Record types go from FFFF to at least as high as 0013. Some of them contain formatting (0008 usually contains the word "Courier", for instance, indicating it has something to do with font selection), but the one we want is 0002. This contains message text records.

Message body, second layer, text record


0002     - hex word of record type
BBBBBBBB - hex longword of record data length
CCCCCCCC - hex longword of offset within entire message
00       - 00 byte
DDDDDD   - 1-3 hex ASCII bytes containing length of text (usually BBBB-5)
2C       - comma
XXXX     - message text, apparently always broken between lines
03       - end of block

Once all the 0002 blocks are parsed out, and the junk before the comma skipped, and the 03 ignored, you have your e-mail!

Date conversion

Apparently AOL used MacOS time representation in the Mac version of their cabinet files.
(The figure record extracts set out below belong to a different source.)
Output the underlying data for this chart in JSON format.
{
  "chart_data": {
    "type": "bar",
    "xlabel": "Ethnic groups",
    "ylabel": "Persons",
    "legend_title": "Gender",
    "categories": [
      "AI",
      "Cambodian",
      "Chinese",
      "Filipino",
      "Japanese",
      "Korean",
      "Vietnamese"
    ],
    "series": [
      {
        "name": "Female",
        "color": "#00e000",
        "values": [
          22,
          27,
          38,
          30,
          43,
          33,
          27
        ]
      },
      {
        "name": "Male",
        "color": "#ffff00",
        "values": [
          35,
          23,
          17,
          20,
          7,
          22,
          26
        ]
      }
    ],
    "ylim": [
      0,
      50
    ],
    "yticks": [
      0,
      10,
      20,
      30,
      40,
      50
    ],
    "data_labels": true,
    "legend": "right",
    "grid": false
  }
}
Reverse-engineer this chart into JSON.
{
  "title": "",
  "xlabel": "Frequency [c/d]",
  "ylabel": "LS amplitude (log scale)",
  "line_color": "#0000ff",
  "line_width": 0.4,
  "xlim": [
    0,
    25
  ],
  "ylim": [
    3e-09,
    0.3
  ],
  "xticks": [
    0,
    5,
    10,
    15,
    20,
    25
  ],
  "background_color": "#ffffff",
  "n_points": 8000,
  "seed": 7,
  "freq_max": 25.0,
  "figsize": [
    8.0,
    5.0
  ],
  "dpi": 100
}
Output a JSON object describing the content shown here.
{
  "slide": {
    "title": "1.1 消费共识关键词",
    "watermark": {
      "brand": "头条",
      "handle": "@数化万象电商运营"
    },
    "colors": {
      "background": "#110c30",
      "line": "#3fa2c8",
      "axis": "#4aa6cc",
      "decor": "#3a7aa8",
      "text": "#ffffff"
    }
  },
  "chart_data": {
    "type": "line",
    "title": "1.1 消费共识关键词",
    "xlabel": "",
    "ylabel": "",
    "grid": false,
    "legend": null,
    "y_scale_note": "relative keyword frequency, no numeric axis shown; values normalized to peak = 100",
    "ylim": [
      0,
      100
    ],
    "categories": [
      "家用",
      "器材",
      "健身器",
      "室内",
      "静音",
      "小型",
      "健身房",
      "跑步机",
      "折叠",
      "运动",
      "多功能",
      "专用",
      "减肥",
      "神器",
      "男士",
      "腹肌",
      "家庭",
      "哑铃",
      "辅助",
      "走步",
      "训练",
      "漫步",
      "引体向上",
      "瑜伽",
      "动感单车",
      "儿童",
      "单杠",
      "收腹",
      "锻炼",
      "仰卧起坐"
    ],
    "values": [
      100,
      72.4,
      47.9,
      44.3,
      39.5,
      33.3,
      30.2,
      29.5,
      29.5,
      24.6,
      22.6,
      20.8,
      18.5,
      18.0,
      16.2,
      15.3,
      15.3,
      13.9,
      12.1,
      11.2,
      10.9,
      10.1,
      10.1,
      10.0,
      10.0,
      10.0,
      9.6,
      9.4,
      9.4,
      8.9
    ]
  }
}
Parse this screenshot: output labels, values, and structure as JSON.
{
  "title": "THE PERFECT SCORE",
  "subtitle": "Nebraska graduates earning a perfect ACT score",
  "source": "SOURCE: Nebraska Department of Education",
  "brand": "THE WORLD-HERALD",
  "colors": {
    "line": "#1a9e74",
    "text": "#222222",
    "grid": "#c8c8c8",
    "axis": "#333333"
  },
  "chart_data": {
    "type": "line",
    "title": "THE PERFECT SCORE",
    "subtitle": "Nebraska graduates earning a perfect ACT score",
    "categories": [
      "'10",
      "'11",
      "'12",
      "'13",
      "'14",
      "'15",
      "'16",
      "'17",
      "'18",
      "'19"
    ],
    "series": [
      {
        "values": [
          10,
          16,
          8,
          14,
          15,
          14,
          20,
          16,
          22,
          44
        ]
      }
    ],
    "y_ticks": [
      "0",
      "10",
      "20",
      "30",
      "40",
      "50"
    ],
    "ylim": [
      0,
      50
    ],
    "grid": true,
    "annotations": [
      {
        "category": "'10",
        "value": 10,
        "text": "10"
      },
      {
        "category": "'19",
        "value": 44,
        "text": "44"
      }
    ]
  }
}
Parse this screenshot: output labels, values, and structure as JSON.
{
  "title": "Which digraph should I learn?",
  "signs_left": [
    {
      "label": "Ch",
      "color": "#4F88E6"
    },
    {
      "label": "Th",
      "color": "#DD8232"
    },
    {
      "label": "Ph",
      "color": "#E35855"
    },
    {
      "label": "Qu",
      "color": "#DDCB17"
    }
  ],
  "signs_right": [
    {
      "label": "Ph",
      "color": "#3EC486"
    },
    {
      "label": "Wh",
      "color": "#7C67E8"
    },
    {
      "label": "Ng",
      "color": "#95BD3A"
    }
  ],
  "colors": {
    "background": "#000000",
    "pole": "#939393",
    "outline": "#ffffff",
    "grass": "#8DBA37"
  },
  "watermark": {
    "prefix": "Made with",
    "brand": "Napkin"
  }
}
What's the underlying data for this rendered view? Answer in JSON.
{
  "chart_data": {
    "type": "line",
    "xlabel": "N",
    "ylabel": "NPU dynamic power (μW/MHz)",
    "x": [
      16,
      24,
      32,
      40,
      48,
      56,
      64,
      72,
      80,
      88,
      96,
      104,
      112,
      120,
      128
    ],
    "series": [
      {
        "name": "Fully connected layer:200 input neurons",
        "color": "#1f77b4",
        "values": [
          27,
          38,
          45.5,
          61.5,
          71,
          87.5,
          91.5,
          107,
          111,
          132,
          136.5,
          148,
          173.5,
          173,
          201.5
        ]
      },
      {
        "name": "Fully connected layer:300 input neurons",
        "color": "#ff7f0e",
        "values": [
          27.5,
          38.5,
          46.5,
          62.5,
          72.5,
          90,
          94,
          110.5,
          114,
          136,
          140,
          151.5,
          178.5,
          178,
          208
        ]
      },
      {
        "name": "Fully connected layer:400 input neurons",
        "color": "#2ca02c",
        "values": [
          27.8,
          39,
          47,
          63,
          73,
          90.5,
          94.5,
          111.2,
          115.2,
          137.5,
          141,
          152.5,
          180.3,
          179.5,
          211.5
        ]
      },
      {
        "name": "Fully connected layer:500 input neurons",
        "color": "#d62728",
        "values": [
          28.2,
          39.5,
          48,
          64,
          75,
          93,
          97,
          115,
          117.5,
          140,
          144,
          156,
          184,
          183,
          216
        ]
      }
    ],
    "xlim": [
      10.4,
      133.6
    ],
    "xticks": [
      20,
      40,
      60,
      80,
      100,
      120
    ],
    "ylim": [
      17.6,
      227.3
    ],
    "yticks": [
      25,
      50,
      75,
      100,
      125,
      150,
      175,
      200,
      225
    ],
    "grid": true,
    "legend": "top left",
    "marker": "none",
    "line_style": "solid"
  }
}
This is like Unix time, only 66 years different. To convert to Unix time, subtract 2082844800. The time in the file may be local time, rather than UTC time, so you may have to add a few hours for time zone conversion. If your time zone is -0500, add 5*86400.

Favorites blocks

There is one more sort of block that I have identified, which seems to contain the Favorites list. Each entry in the block looks like this:


AAAAAAAA - object ID or pointer to C-string text
BBBBBBBB - object ID or pointer to C-string text
CC       - length of title
DDDDDDDD - title of item

I have not done much research into these.

Sample code

Here is some sample code which I used to dump my own file cabinet: cabinetdump.c

It's ugly and will probably need some work to be useful. At the very least, you will need to change the "#define cabName" to point to your own cabinet file.

(NOTE: the "../" in cabName was because Xcode builds and runs your binary in a subdirectory.)